Perhaps most worrying is that the supply chain has been under strain. There have been issues with shippers, limited capacity at warehouses and backlogs at printing companies, where books delayed from the spring are running up against releases planned for the fall. Among those is a new memoir by former President Barack Obama, which is scheduled for publication Nov. 17 and expected to be the biggest book of the year.

“There’s a Hail Mary here where the holiday season could really change things,” Hill said. “To have a book like that come out right at this critical time, it could make a huge difference.”

Many store owners are afraid the printers won’t be able to keep up with demand or that publishers won’t prioritize indies if supply gets tight, so they’re placing large orders up front for some of the biggest books of the season, like a new cookbook by Yotam Ottolenghi. (Obama’s book has required other adjustments: At 768 pages, it will weigh 2.5 pounds, said Matt Keliher at Subtext Books in St. Paul, Minnesota, so the store had to raise shipping fees or else it would lose money on every sale.) Because the demand has been so enormous, Obama’s publisher, Penguin Random House, will be sending orders out in batches for stores across the country, from little indies to the big boxes.

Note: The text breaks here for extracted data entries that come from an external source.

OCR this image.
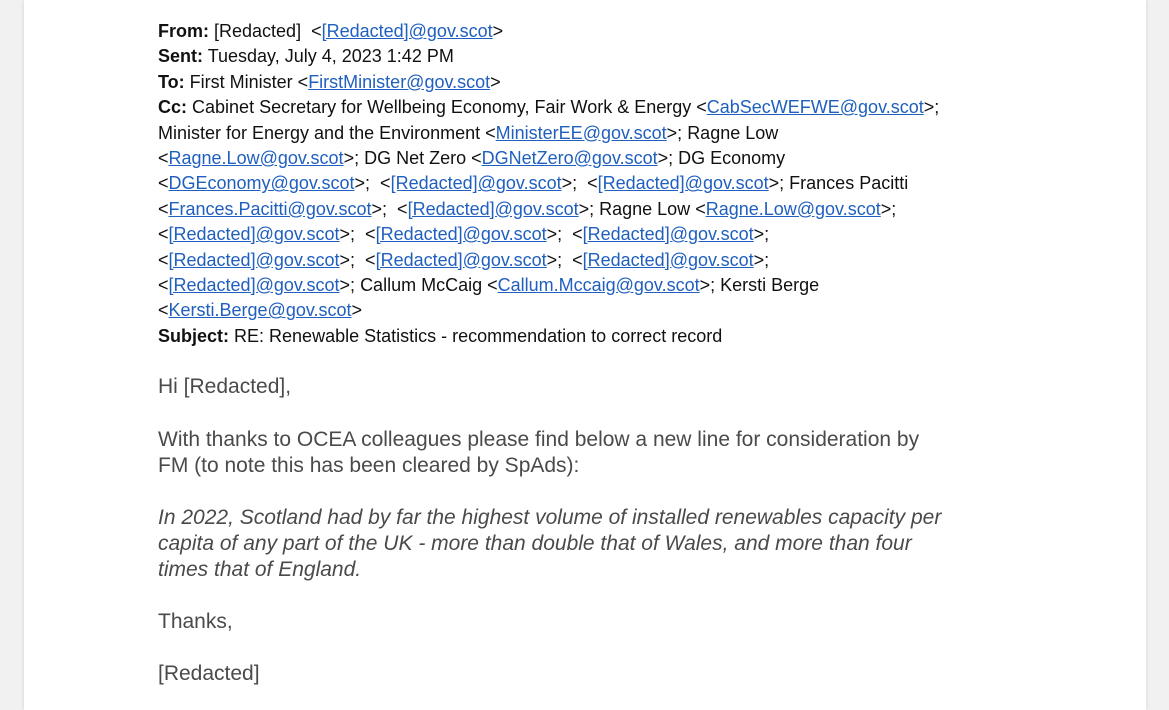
From: [Redacted]  <[Redacted]@gov.scot>
Sent: Tuesday, July 4, 2023 1:42 PM
To: First Minister <FirstMinister@gov.scot>
Cc: Cabinet Secretary for Wellbeing Economy, Fair Work & Energy <CabSecWEFWE@gov.scot>;
Minister for Energy and the Environment <MinisterEE@gov.scot>; Ragne Low
<Ragne.Low@gov.scot>; DG Net Zero <DGNetZero@gov.scot>; DG Economy
<DGEconomy@gov.scot>;  <[Redacted]@gov.scot>;  <[Redacted]@gov.scot>; Frances Pacitti
<Frances.Pacitti@gov.scot>;  <[Redacted]@gov.scot>; Ragne Low <Ragne.Low@gov.scot>;
<[Redacted]@gov.scot>;  <[Redacted]@gov.scot>;  <[Redacted]@gov.scot>;
<[Redacted]@gov.scot>;  <[Redacted]@gov.scot>;  <[Redacted]@gov.scot>;
<[Redacted]@gov.scot>; Callum McCaig <Callum.Mccaig@gov.scot>; Kersti Berge
<Kersti.Berge@gov.scot>
Subject: RE: Renewable Statistics - recommendation to correct record
Hi [Redacted],
With thanks to OCEA colleagues please find below a new line for consideration by
FM (to note this has been cleared by SpAds):
In 2022, Scotland had by far the highest volume of installed renewables capacity per
capita of any part of the UK - more than double that of Wales, and more than four
times that of England.
Thanks,
[Redacted]
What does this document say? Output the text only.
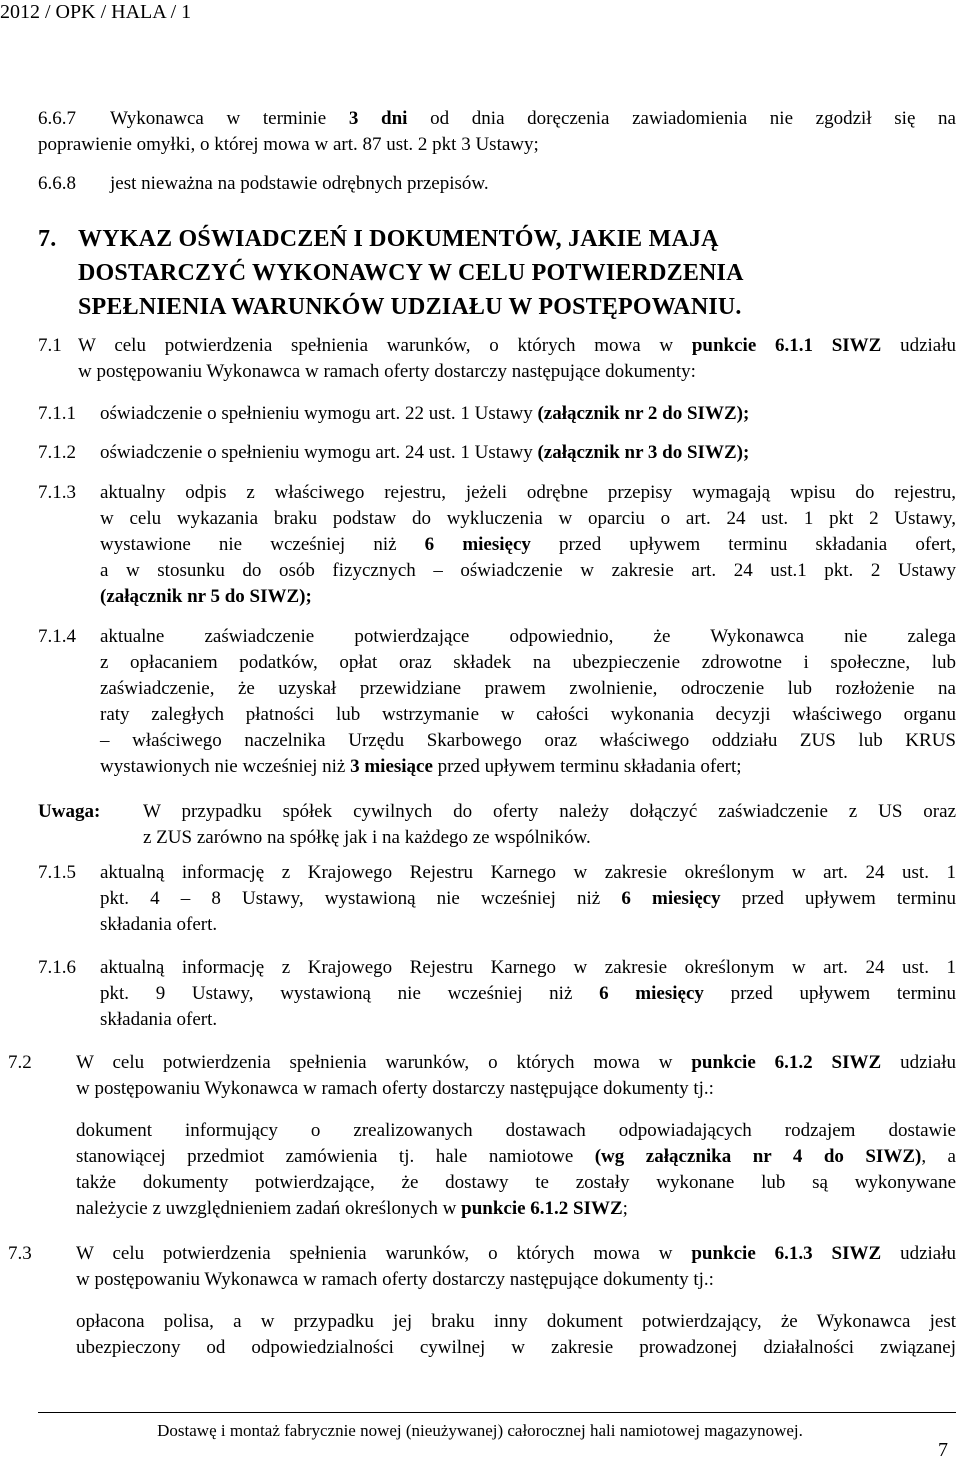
2012 / OPK / HALA / 1
6.6.7 Wykonawca w terminie 3 dni od dnia doręczenia zawiadomienia nie zgodził się na
poprawienie omyłki, o której mowa w art. 87 ust. 2 pkt 3 Ustawy;
6.6.8 jest nieważna na podstawie odrębnych przepisów.
7. WYKAZ OŚWIADCZEŃ I DOKUMENTÓW, JAKIE MAJĄ
DOSTARCZYĆ WYKONAWCY W CELU POTWIERDZENIA
SPEŁNIENIA WARUNKÓW UDZIAŁU W POSTĘPOWANIU.
7.1 W celu potwierdzenia spełnienia warunków, o których mowa w punkcie 6.1.1 SIWZ udziału
w postępowaniu Wykonawca w ramach oferty dostarczy następujące dokumenty:
7.1.1 oświadczenie o spełnieniu wymogu art. 22 ust. 1 Ustawy (załącznik nr 2 do SIWZ);
7.1.2 oświadczenie o spełnieniu wymogu art. 24 ust. 1 Ustawy (załącznik nr 3 do SIWZ);
7.1.3 aktualny odpis z właściwego rejestru, jeżeli odrębne przepisy wymagają wpisu do rejestru,
w celu wykazania braku podstaw do wykluczenia w oparciu o art. 24 ust. 1 pkt 2 Ustawy,
wystawione nie wcześniej niż 6 miesięcy przed upływem terminu składania ofert,
a w stosunku do osób fizycznych – oświadczenie w zakresie art. 24 ust.1 pkt. 2 Ustawy
(załącznik nr 5 do SIWZ);
7.1.4 aktualne zaświadczenie potwierdzające odpowiednio, że Wykonawca nie zalega
z opłacaniem podatków, opłat oraz składek na ubezpieczenie zdrowotne i społeczne, lub
zaświadczenie, że uzyskał przewidziane prawem zwolnienie, odroczenie lub rozłożenie na
raty zaległych płatności lub wstrzymanie w całości wykonania decyzji właściwego organu
– właściwego naczelnika Urzędu Skarbowego oraz właściwego oddziału ZUS lub KRUS
wystawionych nie wcześniej niż 3 miesiące przed upływem terminu składania ofert;
Uwaga: W przypadku spółek cywilnych do oferty należy dołączyć zaświadczenie z US oraz
z ZUS zarówno na spółkę jak i na każdego ze wspólników.
7.1.5 aktualną informację z Krajowego Rejestru Karnego w zakresie określonym w art. 24 ust. 1
pkt. 4 – 8 Ustawy, wystawioną nie wcześniej niż 6 miesięcy przed upływem terminu
składania ofert.
7.1.6 aktualną informację z Krajowego Rejestru Karnego w zakresie określonym w art. 24 ust. 1
pkt. 9 Ustawy, wystawioną nie wcześniej niż 6 miesięcy przed upływem terminu
składania ofert.
7.2 W celu potwierdzenia spełnienia warunków, o których mowa w punkcie 6.1.2 SIWZ udziału
w postępowaniu Wykonawca w ramach oferty dostarczy następujące dokumenty tj.:
dokument informujący o zrealizowanych dostawach odpowiadających rodzajem dostawie
stanowiącej przedmiot zamówienia tj. hale namiotowe (wg załącznika nr 4 do SIWZ), a
także dokumenty potwierdzające, że dostawy te zostały wykonane lub są wykonywane
należycie z uwzględnieniem zadań określonych w punkcie 6.1.2 SIWZ;
7.3 W celu potwierdzenia spełnienia warunków, o których mowa w punkcie 6.1.3 SIWZ udziału
w postępowaniu Wykonawca w ramach oferty dostarczy następujące dokumenty tj.:
opłacona polisa, a w przypadku jej braku inny dokument potwierdzający, że Wykonawca jest
ubezpieczony od odpowiedzialności cywilnej w zakresie prowadzonej działalności związanej
Dostawę i montaż fabrycznie nowej (nieużywanej) całorocznej hali namiotowej magazynowej.
7
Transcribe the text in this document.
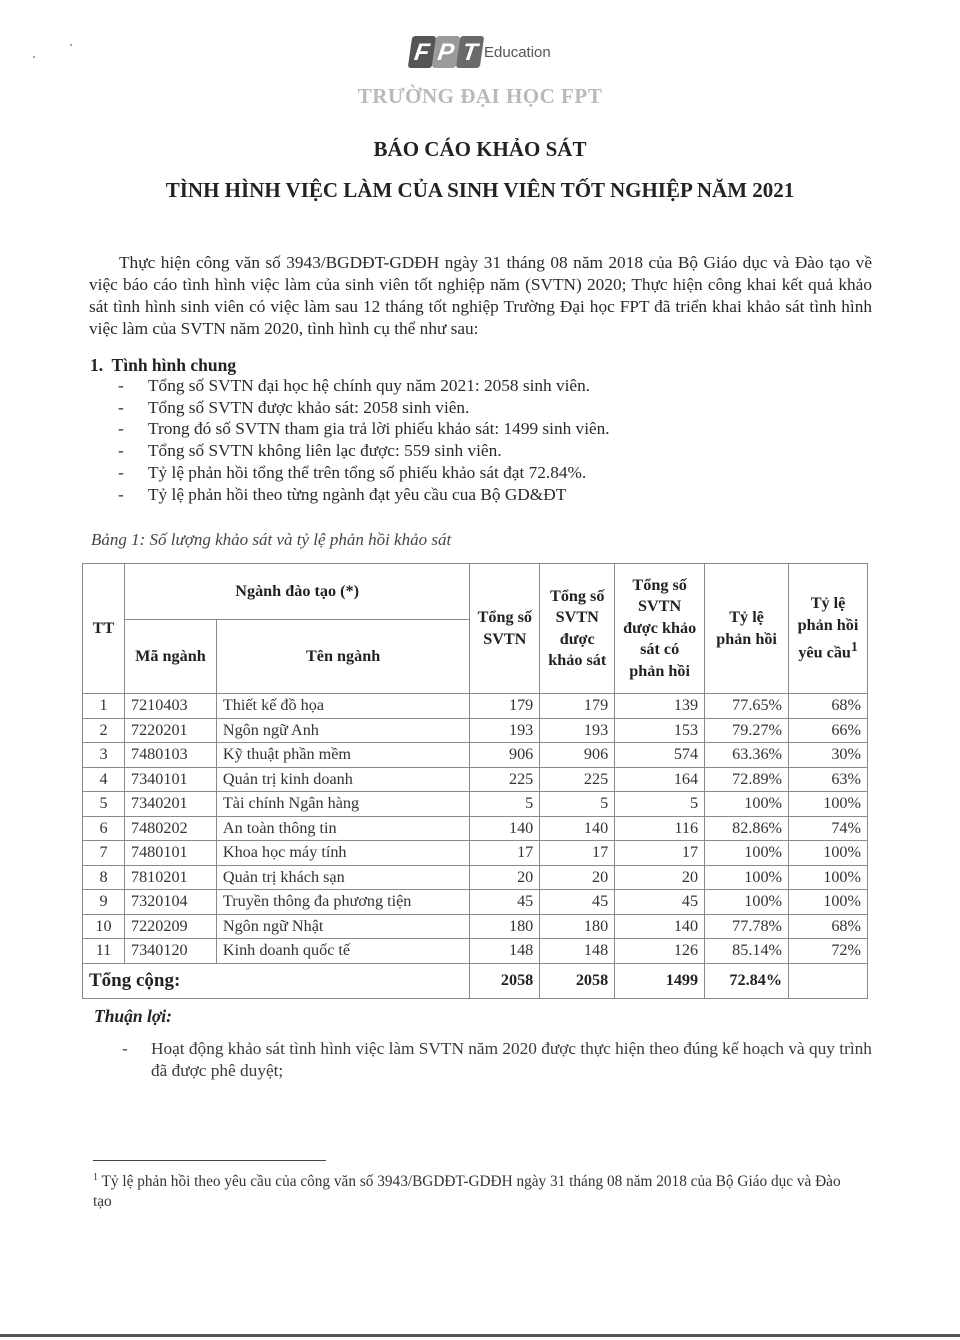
F P T Education
TRƯỜNG ĐẠI HỌC FPT
BÁO CÁO KHẢO SÁT
TÌNH HÌNH VIỆC LÀM CỦA SINH VIÊN TỐT NGHIỆP NĂM 2021
Thực hiện công văn số 3943/BGDĐT-GDĐH ngày 31 tháng 08 năm 2018 của Bộ Giáo dục và Đào tạo về việc báo cáo tình hình việc làm của sinh viên tốt nghiệp năm (SVTN) 2020; Thực hiện công khai kết quả khảo sát tình hình sinh viên có việc làm sau 12 tháng tốt nghiệp Trường Đại học FPT đã triển khai khảo sát tình hình việc làm của SVTN năm 2020, tình hình cụ thể như sau:
1.  Tình hình chung
- Tổng số SVTN đại học hệ chính quy năm 2021: 2058 sinh viên.
- Tổng số SVTN được khảo sát: 2058 sinh viên.
- Trong đó số SVTN tham gia trả lời phiếu khảo sát: 1499 sinh viên.
- Tổng số SVTN không liên lạc được: 559 sinh viên.
- Tỷ lệ phản hồi tổng thể trên tổng số phiếu khảo sát đạt 72.84%.
- Tỷ lệ phản hồi theo từng ngành đạt yêu cầu cua Bộ GD&ĐT
Bảng 1: Số lượng khảo sát và tỷ lệ phản hồi khảo sát
TT	Ngành đào tạo (*)		Tổng số SVTN	Tổng số SVTN được khảo sát	Tổng số SVTN được khảo sát có phản hồi	Tỷ lệ phản hồi	Tỷ lệ phản hồi yêu cầu$^1$
	Mã ngành	Tên ngành					
1	7210403	Thiết kế đồ họa	179	179	139	77.65%	68%
2	7220201	Ngôn ngữ Anh	193	193	153	79.27%	66%
3	7480103	Kỹ thuật phần mềm	906	906	574	63.36%	30%
4	7340101	Quản trị kinh doanh	225	225	164	72.89%	63%
5	7340201	Tài chính Ngân hàng	5	5	5	100%	100%
6	7480202	An toàn thông tin	140	140	116	82.86%	74%
7	7480101	Khoa học máy tính	17	17	17	100%	100%
8	7810201	Quản trị khách sạn	20	20	20	100%	100%
9	7320104	Truyền thông đa phương tiện	45	45	45	100%	100%
10	7220209	Ngôn ngữ Nhật	180	180	140	77.78%	68%
11	7340120	Kinh doanh quốc tế	148	148	126	85.14%	72%
Tổng cộng:			2058	2058	1499	72.84%	
Thuận lợi:
-	Hoạt động khảo sát tình hình việc làm SVTN năm 2020 được thực hiện theo đúng kế hoạch và quy trình đã được phê duyệt;
$^1$ Tỷ lệ phản hồi theo yêu cầu của công văn số 3943/BGDĐT-GDĐH ngày 31 tháng 08 năm 2018 của Bộ Giáo dục và Đào tạo
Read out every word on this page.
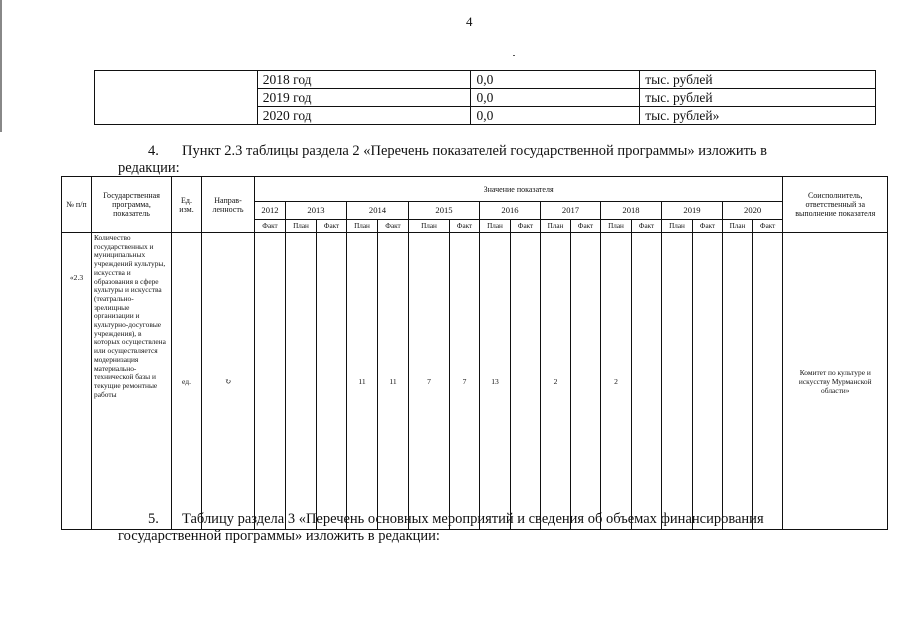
4
	2018 год	0,0	тыс. рублей
	2019 год	0,0	тыс. рублей
	2020 год	0,0	тыс. рублей»
4. Пункт 2.3 таблицы раздела 2 «Перечень показателей государственной программы» изложить в редакции:
№ п/п	Государственная программа, показатель	Ед. изм.	Направ-ленность	Значение показателя																	Соисполнитель, ответственный за выполнение показателя
				2012	2013		2014		2015		2016		2017		2018		2019		2020		
				Факт	План	Факт	План	Факт	План	Факт	План	Факт	План	Факт	План	Факт	План	Факт	План	Факт	
«2.3	Количество государственных и муниципальных учреждений культуры, искусства и образования в сфере культуры и искусства (театрально-зрелищные организации и культурно-досуговые учреждения), в которых осуществлена или осуществляется модернизация материально-технической базы и текущие ремонтные работы	ед.	↻				11	11	7	7	13		2		2						Комитет по культуре и искусству Мурманской области»
5. Таблицу раздела 3 «Перечень основных мероприятий и сведения об объемах финансирования государственной программы» изложить в редакции:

“If we could sell 1,000 copies between Nov. 17 and the new year, that’s going to make a huge difference in us being viable, so we need those books,” said Gayle Shanks, an owner of Changing Hands Bookstore, which has locations in Phoenix and Tempe, Arizona. “We’re really trying to get the message out, to help customers understand that not just for bookstores but local retailers and local restaurants, if they want them to be there when the pandemic over, they have to support those businesses now.”